Wednesday, October 08, 2008

Netherland by Joseph O'Neill

Critics went gaga over this recent novel by Joseph O'Neill (who btw, is half-Turkish, my fellow half-Turks might be interested to know. He is also the author of a memoir about his split heritage, a copy of which I gave to my brother though I'm pretty sure he never read it just as I didn't read it but still hope to one day). Anyway the novel is good every which way--setting, characters, metaphors small and large, but I confess I never got beyond thinking it's good. Happy to read it once, unlikely to read it again. For a more loving view and a strong case for the value of an extended metaphor re: cricket see James Wood's take in the New Yorker.

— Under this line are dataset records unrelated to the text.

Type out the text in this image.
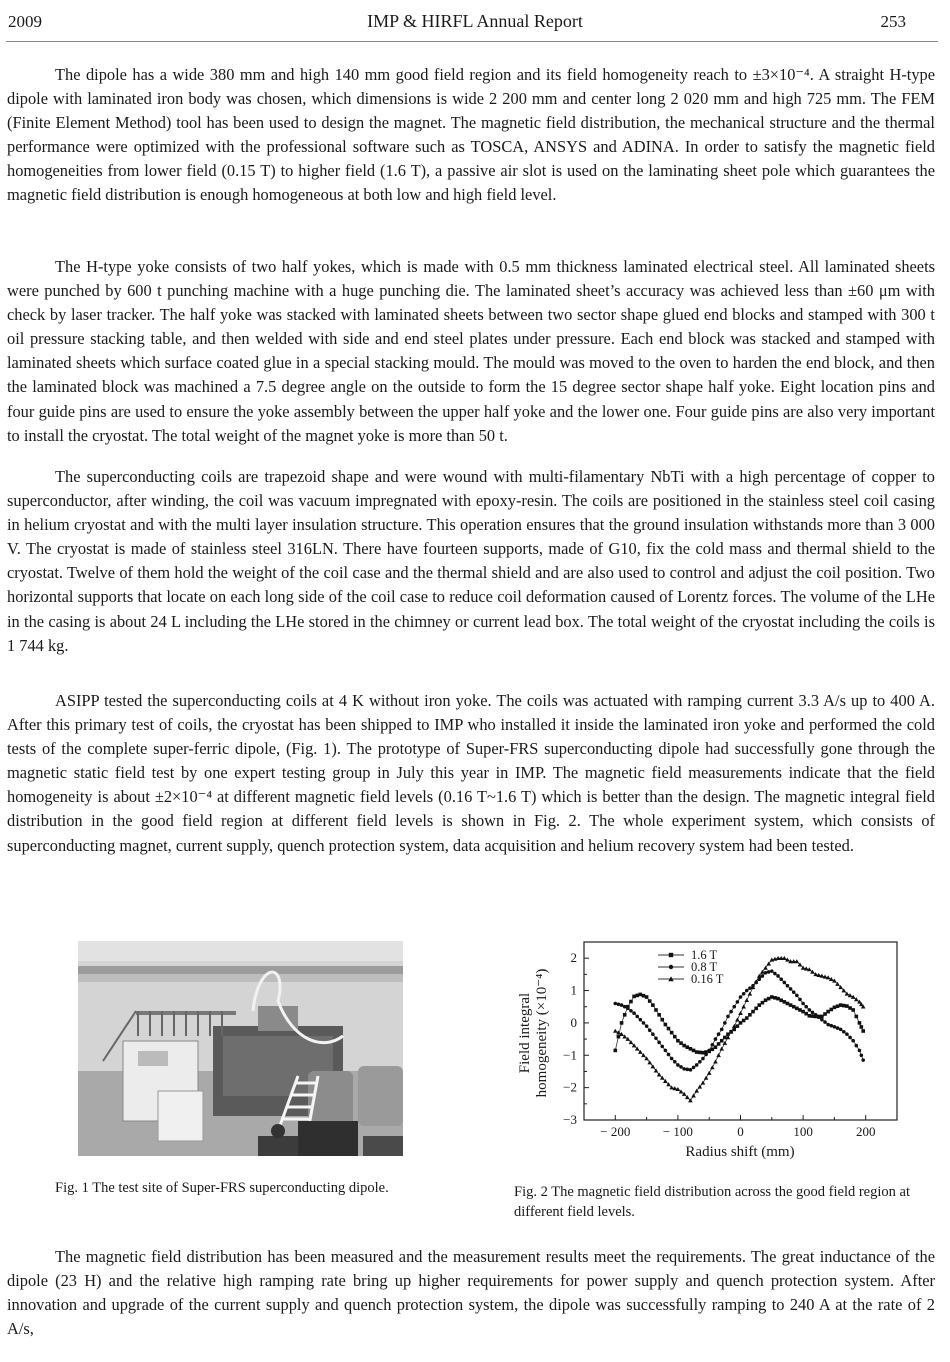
2009	IMP & HIRFL Annual Report	253

The dipole has a wide 380 mm and high 140 mm good field region and its field homogeneity reach to ±3×10⁻⁴. A straight H-type dipole with laminated iron body was chosen, which dimensions is wide 2 200 mm and center long 2 020 mm and high 725 mm. The FEM (Finite Element Method) tool has been used to design the magnet. The magnetic field distribution, the mechanical structure and the thermal performance were optimized with the professional software such as TOSCA, ANSYS and ADINA. In order to satisfy the magnetic field homogeneities from lower field (0.15 T) to higher field (1.6 T), a passive air slot is used on the laminating sheet pole which guarantees the magnetic field distribution is enough homogeneous at both low and high field level.

The H-type yoke consists of two half yokes, which is made with 0.5 mm thickness laminated electrical steel. All laminated sheets were punched by 600 t punching machine with a huge punching die. The laminated sheet’s accuracy was achieved less than ±60 μm with check by laser tracker. The half yoke was stacked with laminated sheets between two sector shape glued end blocks and stamped with 300 t oil pressure stacking table, and then welded with side and end steel plates under pressure. Each end block was stacked and stamped with laminated sheets which surface coated glue in a special stacking mould. The mould was moved to the oven to harden the end block, and then the laminated block was machined a 7.5 degree angle on the outside to form the 15 degree sector shape half yoke. Eight location pins and four guide pins are used to ensure the yoke assembly between the upper half yoke and the lower one. Four guide pins are also very important to install the cryostat. The total weight of the magnet yoke is more than 50 t.

The superconducting coils are trapezoid shape and were wound with multi-filamentary NbTi with a high percentage of copper to superconductor, after winding, the coil was vacuum impregnated with epoxy-resin. The coils are positioned in the stainless steel coil casing in helium cryostat and with the multi layer insulation structure. This operation ensures that the ground insulation withstands more than 3 000 V. The cryostat is made of stainless steel 316LN. There have fourteen supports, made of G10, fix the cold mass and thermal shield to the cryostat. Twelve of them hold the weight of the coil case and the thermal shield and are also used to control and adjust the coil position. Two horizontal supports that locate on each long side of the coil case to reduce coil deformation caused of Lorentz forces. The volume of the LHe in the casing is about 24 L including the LHe stored in the chimney or current lead box. The total weight of the cryostat including the coils is 1 744 kg.

ASIPP tested the superconducting coils at 4 K without iron yoke. The coils was actuated with ramping current 3.3 A/s up to 400 A. After this primary test of coils, the cryostat has been shipped to IMP who installed it inside the laminated iron yoke and performed the cold tests of the complete super-ferric dipole, (Fig. 1). The prototype of Super-FRS superconducting dipole had successfully gone through the magnetic static field test by one expert testing group in July this year in IMP. The magnetic field measurements indicate that the field homogeneity is about ±2×10⁻⁴ at different magnetic field levels (0.16 T~1.6 T) which is better than the design. The magnetic integral field distribution in the good field region at different field levels is shown in Fig. 2. The whole experiment system, which consists of superconducting magnet, current supply, quench protection system, data acquisition and helium recovery system had been tested.

− 200	− 100	0	100	200
−3
−2
−1
0
1
2	1.6 T
0.8 T
0.16 T
Radius shift (mm)
Field integral homogeneity (×10⁻⁴)
Fig. 1 The test site of Super-FRS superconducting dipole.	Fig. 2 The magnetic field distribution across the good field region at different field levels.

The magnetic field distribution has been measured and the measurement results meet the requirements. The great inductance of the dipole (23 H) and the relative high ramping rate bring up higher requirements for power supply and quench protection system. After innovation and upgrade of the current supply and quench protection system, the dipole was successfully ramping to 240 A at the rate of 2 A/s,
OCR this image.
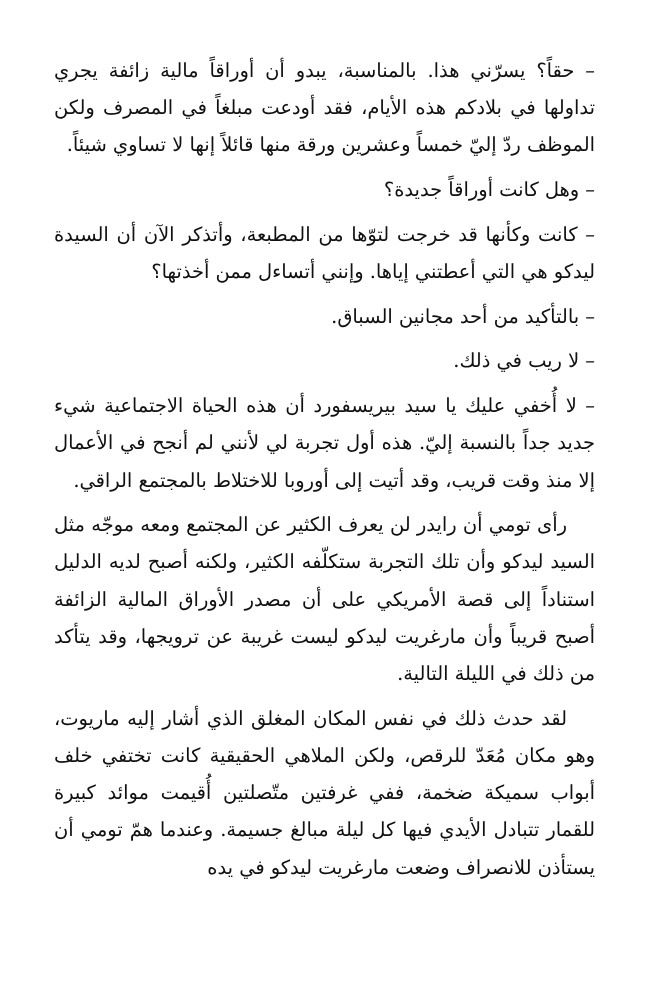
– حقاً؟ يسرّني هذا. بالمناسبة، يبدو أن أوراقاً مالية زائفة يجري تداولها في بلادكم هذه الأيام، فقد أودعت مبلغاً في المصرف ولكن الموظف ردّ إليّ خمساً وعشرين ورقة منها قائلاً إنها لا تساوي شيئاً.

– وهل كانت أوراقاً جديدة؟

– كانت وكأنها قد خرجت لتوّها من المطبعة، وأتذكر الآن أن السيدة ليدكو هي التي أعطتني إياها. وإنني أتساءل ممن أخذتها؟

– بالتأكيد من أحد مجانين السباق.

– لا ريب في ذلك.

– لا أُخفي عليك يا سيد بيريسفورد أن هذه الحياة الاجتماعية شيء جديد جداً بالنسبة إليّ. هذه أول تجربة لي لأنني لم أنجح في الأعمال إلا منذ وقت قريب، وقد أتيت إلى أوروبا للاختلاط بالمجتمع الراقي.

رأى تومي أن رايدر لن يعرف الكثير عن المجتمع ومعه موجّه مثل السيد ليدكو وأن تلك التجربة ستكلّفه الكثير، ولكنه أصبح لديه الدليل استناداً إلى قصة الأمريكي على أن مصدر الأوراق المالية الزائفة أصبح قريباً وأن مارغريت ليدكو ليست غريبة عن ترويجها، وقد يتأكد من ذلك في الليلة التالية.

لقد حدث ذلك في نفس المكان المغلق الذي أشار إليه ماريوت، وهو مكان مُعَدّ للرقص، ولكن الملاهي الحقيقية كانت تختفي خلف أبواب سميكة ضخمة، ففي غرفتين متّصلتين أُقيمت موائد كبيرة للقمار تتبادل الأيدي فيها كل ليلة مبالغ جسيمة. وعندما همّ تومي أن يستأذن للانصراف وضعت مارغريت ليدكو في يده
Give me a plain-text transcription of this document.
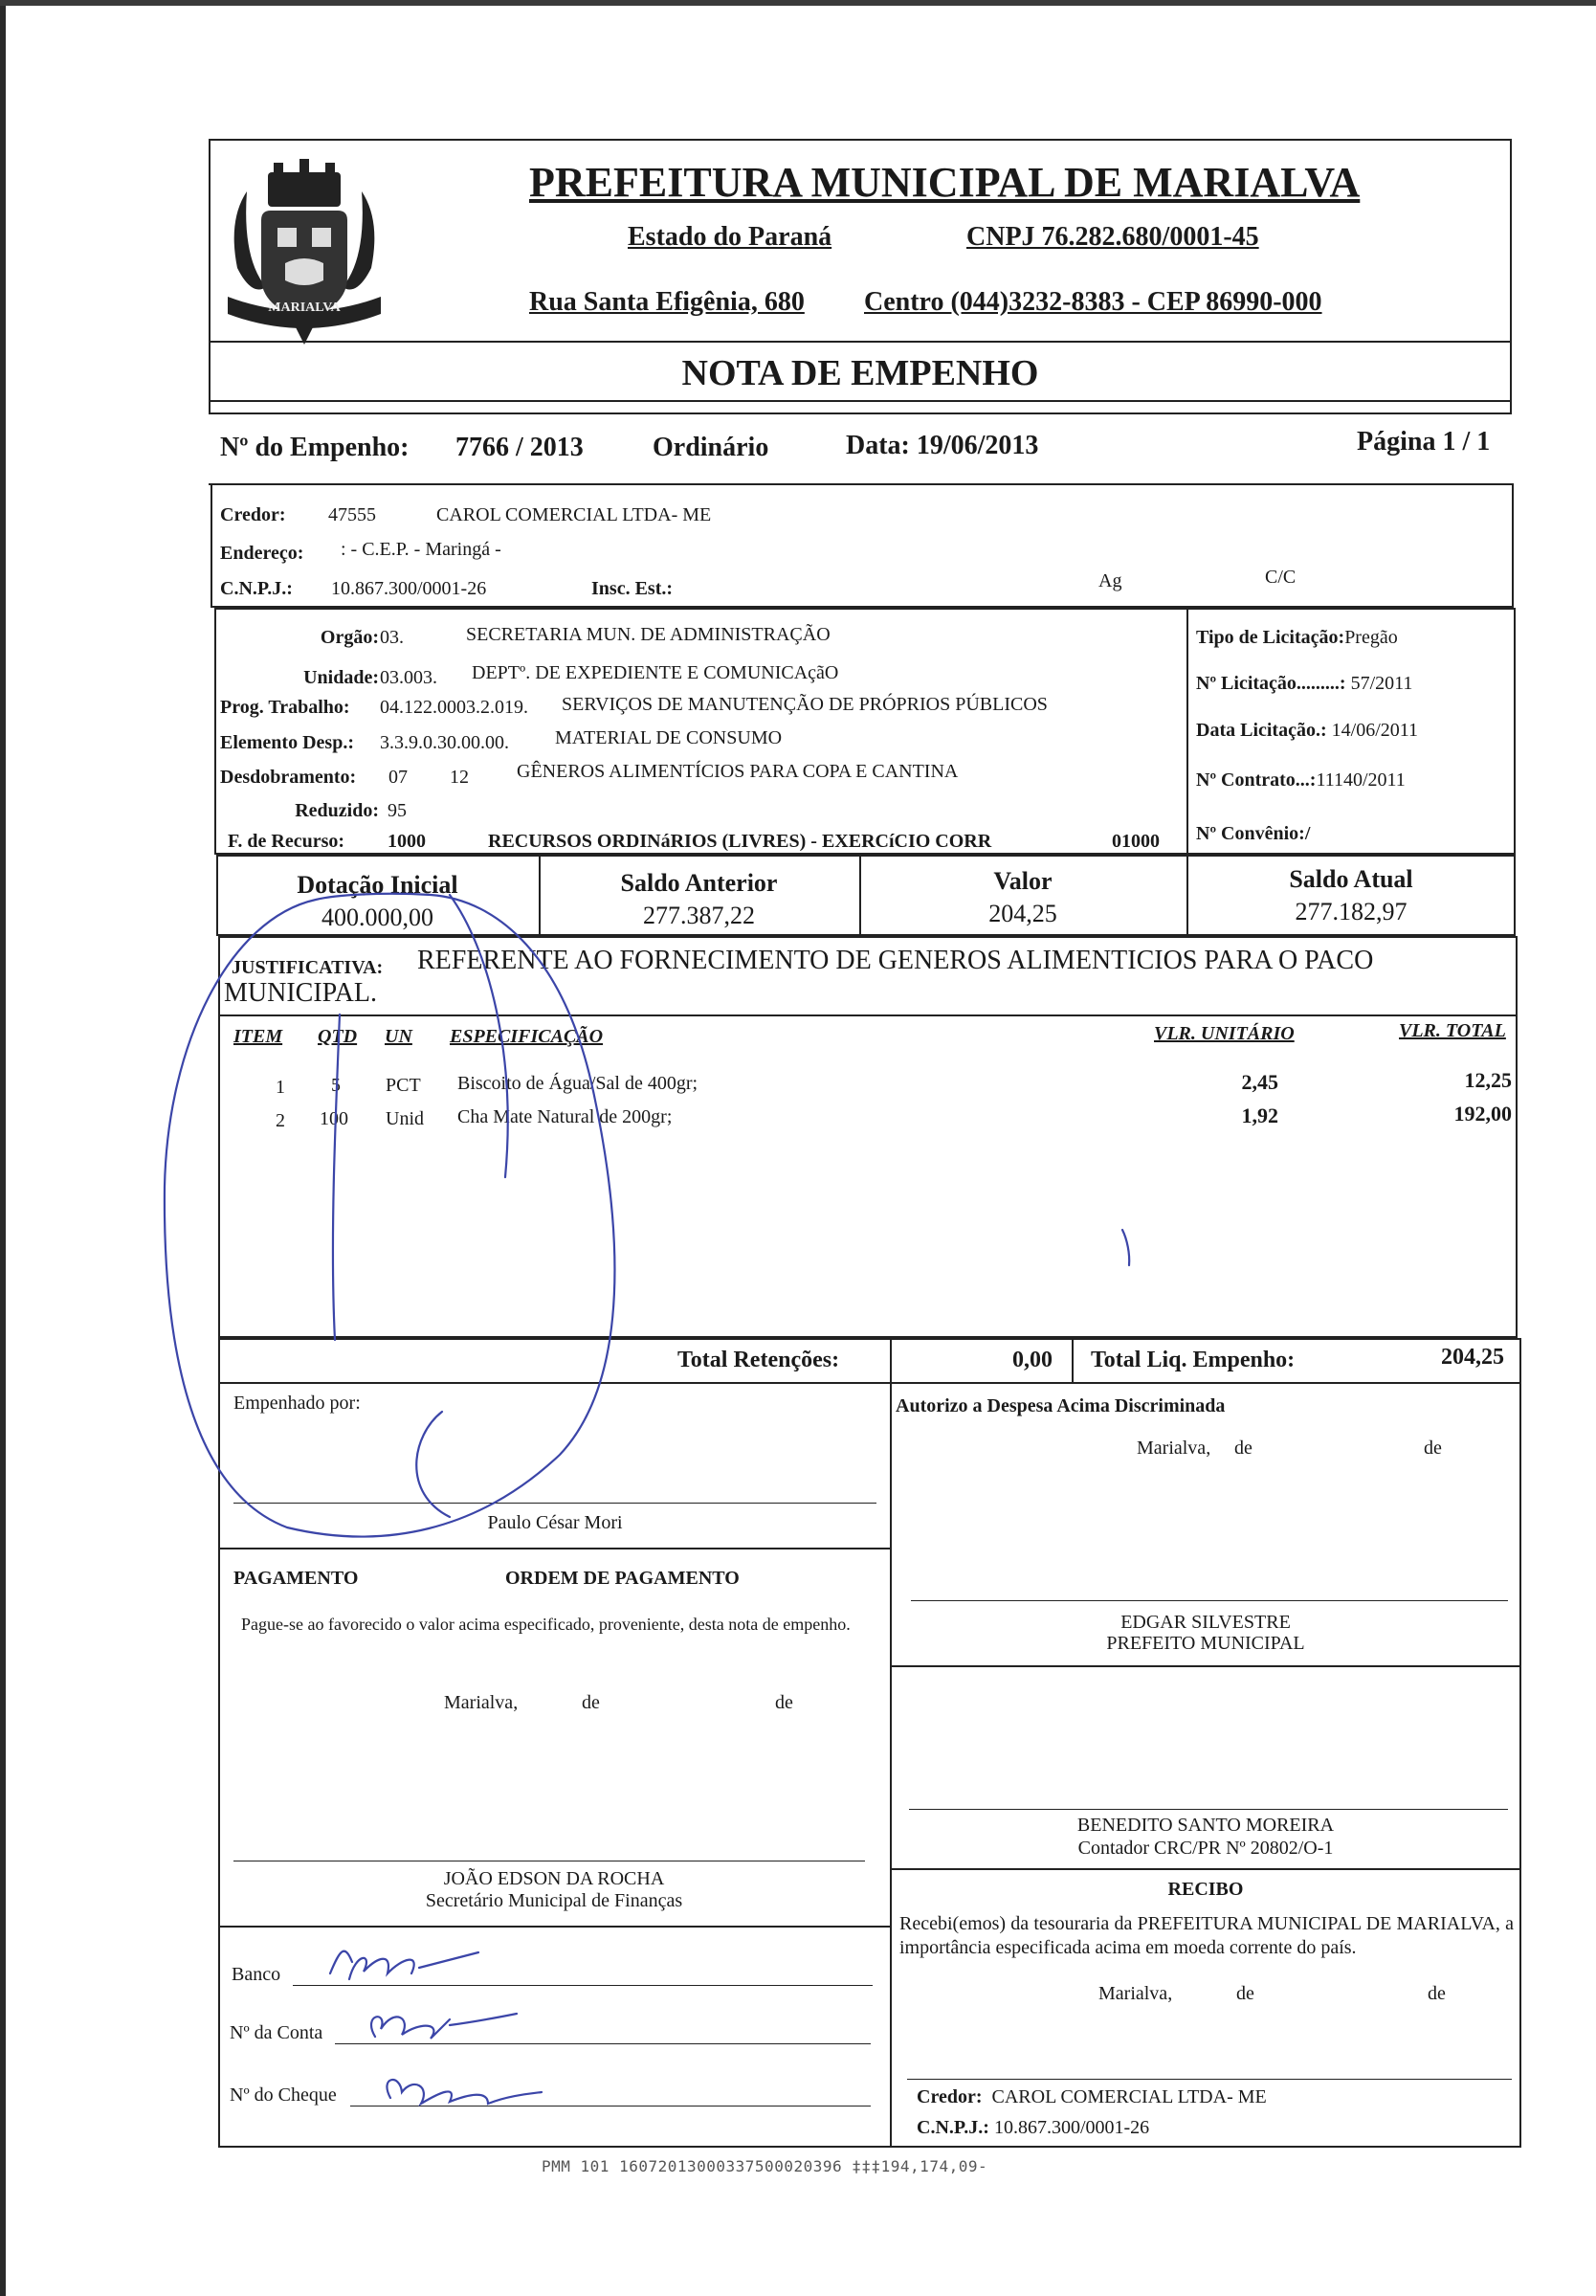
MARIALVA
PREFEITURA MUNICIPAL DE MARIALVA
Estado do Paraná	CNPJ 76.282.680/0001-45
Rua Santa Efigênia, 680 Centro (044)3232-8383 - CEP 86990-000
NOTA DE EMPENHO
Nº do Empenho: 7766 / 2013	Ordinário	Data: 19/06/2013	Página 1 / 1
Credor: 47555	CAROL COMERCIAL LTDA- ME
Endereço: : - C.E.P. - Maringá -
C.N.P.J.: 10.867.300/0001-26	Insc. Est.:	Ag	C/C
Orgão: 03.	SECRETARIA MUN. DE ADMINISTRAÇÃO
Unidade: 03.003. DEPTº. DE EXPEDIENTE E COMUNICAçãO
Prog. Trabalho: 04.122.0003.2.019. SERVIÇOS DE MANUTENÇÃO DE PRÓPRIOS PÚBLICOS
Elemento Desp.: 3.3.9.0.30.00.00. MATERIAL DE CONSUMO
Desdobramento: 07 12	GÊNEROS ALIMENTÍCIOS PARA COPA E CANTINA
Reduzido: 95
F. de Recurso: 1000	RECURSOS ORDINáRIOS (LIVRES) - EXERCíCIO CORR	01000
Tipo de Licitação:Pregão
Nº Licitação.........: 57/2011
Data Licitação.: 14/06/2011
Nº Contrato...:11140/2011
Nº Convênio:/
Dotação Inicial
400.000,00
Saldo Anterior
277.387,22
Valor
204,25
Saldo Atual
277.182,97
JUSTIFICATIVA: REFERENTE AO FORNECIMENTO DE GENEROS ALIMENTICIOS PARA O PACO
MUNICIPAL.
ITEM QTD UN ESPECIFICAÇÃO	VLR. UNITÁRIO	VLR. TOTAL
1 5 PCT Biscoito de Água/Sal de 400gr;	2,45	12,25
2 100 Unid Cha Mate Natural de 200gr;	1,92	192,00
Total Retenções:	0,00 Total Liq. Empenho:	204,25
Empenhado por:
Paulo César Mori
Autorizo a Despesa Acima Discriminada
Marialva, de	de
EDGAR SILVESTRE
PREFEITO MUNICIPAL
PAGAMENTO	ORDEM DE PAGAMENTO
Pague-se ao favorecido o valor acima especificado, proveniente, desta nota de empenho.
Marialva,	de	de
JOÃO EDSON DA ROCHA
Secretário Municipal de Finanças
BENEDITO SANTO MOREIRA
Contador CRC/PR Nº 20802/O-1
RECIBO
Recebi(emos) da tesouraria da PREFEITURA MUNICIPAL DE MARIALVA, a importância especificada acima em moeda corrente do país.
Marialva,	de	de
Credor: CAROL COMERCIAL LTDA- ME
C.N.P.J.: 10.867.300/0001-26
Banco
Nº da Conta
Nº do Cheque
PMM 101 16072013000337500020396 ‡‡‡194,174,09-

Some reviews see the novel as a post-colonial Great Gatsby (I confess I also admire, but don’t worship, the feet of Fitzgerald). The narrator is Dutch, a finance guy living with his wife and child in Manhattan when 9/11 hits. His wife splits with the kid back to London and the narrator is left gutted, wandering, but still pretty rich. So he ends up hanging out with this cricket club made up of much poorer immigrants from Southeast Asia and the Caribbean and led by Chuck Ramkissoon, the would-be Gatsby, whose murder opens the novel. Chuck is possibly involved with the Russian mafia but definitely has big dreams, including opening a major cricket field in NY. The narrator is drawn to him despite misgivings, which makes this a sort of Gatsby in reverse—the Nick Carroway character is rich, the Gatsby character is poor. All of which I found intellectually interesting but not terribly emotionally rousing.

But still it’s a well written novel. And I’ve been thinking a lot lately about how characters are written, including the moment when characters are first introduced, the physical description, the use of their thoughts, the metaphoric descriptions attached to them… anything that shapes character. And I especially admired this description of Chuck which follows a dialogue in which he goes off on a long list: “Chuck wasn’t going to stop there. He believed in facts, in their momentousness and charm. He had no option, of course: who was going to listen to mere opinion from him?” What interests me is the way the narrator makes a broad comment about the character—taking the moment and using it to indicate a pattern of behavior and then expands that pattern out to a comment on the world in which we we live. Chuck is an immigrant and poor, not to be taken seriously unless he backs his opinions with facts. That moment of narrative "show and tell" makes Chuck feel real and deepens the scope of the novel.

Lately I’ve been thinking too about iconic characters, and what makes them iconic. Gatsby is, but in the end Chuck probably isn’t though he had the potential to be. He’s left a little too much of a mystery for me. He doesn’t actually feel quite as important to this novel as Gatsby does to his own (note to self: put character name in title should you wish iconic status).